DL-based Supervised Object Boundary Detection
Object boundary detection is a vital component of vision systems, performing tasks such as object recognition, image segmentation, and others. Segmenting objects correctly requires the ability to distinguish between semantic object boundaries and other 'uninteresting' edges. In this work, we train a ConvNet-based system to discriminate between the above two types of edges. We formulate this task as learning to map local image patch pixel values into probability maps of semantic boundaries.
The proposed deep neural network architecture is depicted in Fig. 1. The input to the first convolutional layer with 5x5 filters is a 36x36x3 feature map, comprising patches taken from the original RGB image. Average-pooling layers operate on neighborhoods of 3x3, with a stride of 2 pixels. Similarly, the second and third convolutional layers have 32 filters of 5x5. The fourth convolutional layer has 64 filters of 5x5. Both fully-connected layers have 256 neurons. The output of the second fully-connected layer is an input to the sigmoid layer. Finally, the output of the sigmoid layer is re-shaped into a 16x16 map of output probabilities.
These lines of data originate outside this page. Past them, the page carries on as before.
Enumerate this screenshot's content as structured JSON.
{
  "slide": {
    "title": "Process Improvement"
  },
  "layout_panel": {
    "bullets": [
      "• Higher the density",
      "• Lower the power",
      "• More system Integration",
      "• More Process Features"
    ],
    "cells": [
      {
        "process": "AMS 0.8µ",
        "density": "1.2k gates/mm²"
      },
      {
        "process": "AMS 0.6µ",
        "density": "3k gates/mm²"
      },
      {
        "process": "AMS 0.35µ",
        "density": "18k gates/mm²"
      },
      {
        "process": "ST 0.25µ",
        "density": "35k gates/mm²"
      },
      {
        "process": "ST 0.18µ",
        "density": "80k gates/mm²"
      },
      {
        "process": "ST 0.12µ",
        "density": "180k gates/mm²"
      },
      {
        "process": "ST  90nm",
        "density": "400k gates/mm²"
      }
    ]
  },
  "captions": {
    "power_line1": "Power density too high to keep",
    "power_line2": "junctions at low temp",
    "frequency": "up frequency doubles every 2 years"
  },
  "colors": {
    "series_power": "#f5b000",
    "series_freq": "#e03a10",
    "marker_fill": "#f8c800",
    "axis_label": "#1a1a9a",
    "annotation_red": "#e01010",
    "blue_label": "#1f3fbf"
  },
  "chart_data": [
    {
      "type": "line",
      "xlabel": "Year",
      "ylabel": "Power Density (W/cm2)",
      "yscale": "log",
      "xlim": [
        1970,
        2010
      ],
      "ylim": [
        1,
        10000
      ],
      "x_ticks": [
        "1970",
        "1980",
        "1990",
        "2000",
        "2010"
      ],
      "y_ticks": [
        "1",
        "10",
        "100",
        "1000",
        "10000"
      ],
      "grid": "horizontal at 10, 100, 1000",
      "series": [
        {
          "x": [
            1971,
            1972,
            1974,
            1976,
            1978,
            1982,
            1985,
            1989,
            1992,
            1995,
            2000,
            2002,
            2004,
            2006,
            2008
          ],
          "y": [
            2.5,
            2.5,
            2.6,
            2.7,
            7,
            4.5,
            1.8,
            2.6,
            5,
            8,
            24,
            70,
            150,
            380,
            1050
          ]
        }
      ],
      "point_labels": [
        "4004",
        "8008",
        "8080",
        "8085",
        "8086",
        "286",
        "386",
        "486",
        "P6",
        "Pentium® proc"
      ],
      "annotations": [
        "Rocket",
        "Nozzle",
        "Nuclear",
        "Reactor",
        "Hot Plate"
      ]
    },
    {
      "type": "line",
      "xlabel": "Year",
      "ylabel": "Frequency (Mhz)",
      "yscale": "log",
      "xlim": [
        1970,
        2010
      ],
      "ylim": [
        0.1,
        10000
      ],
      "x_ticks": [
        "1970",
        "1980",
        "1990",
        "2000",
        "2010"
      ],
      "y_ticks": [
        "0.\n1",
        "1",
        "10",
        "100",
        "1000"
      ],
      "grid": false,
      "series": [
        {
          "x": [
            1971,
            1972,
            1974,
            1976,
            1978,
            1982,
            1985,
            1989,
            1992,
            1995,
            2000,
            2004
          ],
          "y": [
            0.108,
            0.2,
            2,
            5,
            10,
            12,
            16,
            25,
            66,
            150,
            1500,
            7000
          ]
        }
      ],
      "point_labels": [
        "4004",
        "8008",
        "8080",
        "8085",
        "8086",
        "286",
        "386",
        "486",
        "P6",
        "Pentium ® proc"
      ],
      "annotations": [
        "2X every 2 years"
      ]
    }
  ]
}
Fig. 2 shows examples of application of the state-of-art and of the proposed method for the semantic boundary detection task on a BSDS500 dataset. Our method produces similar performance figures, but yields arguably better visual results.
Fig. 1. The regression-output network architecture: The input is an image patch of 36x36 pixels; the output is a 16x16 patch of scores [0…1] corresponding to probabilities of semantic object boundary to be present in each pixel.
Fig. 3. Examples of semantic boundary detection: (a) original image, (b) state-of-art method of P. Dollar, (c) proposed.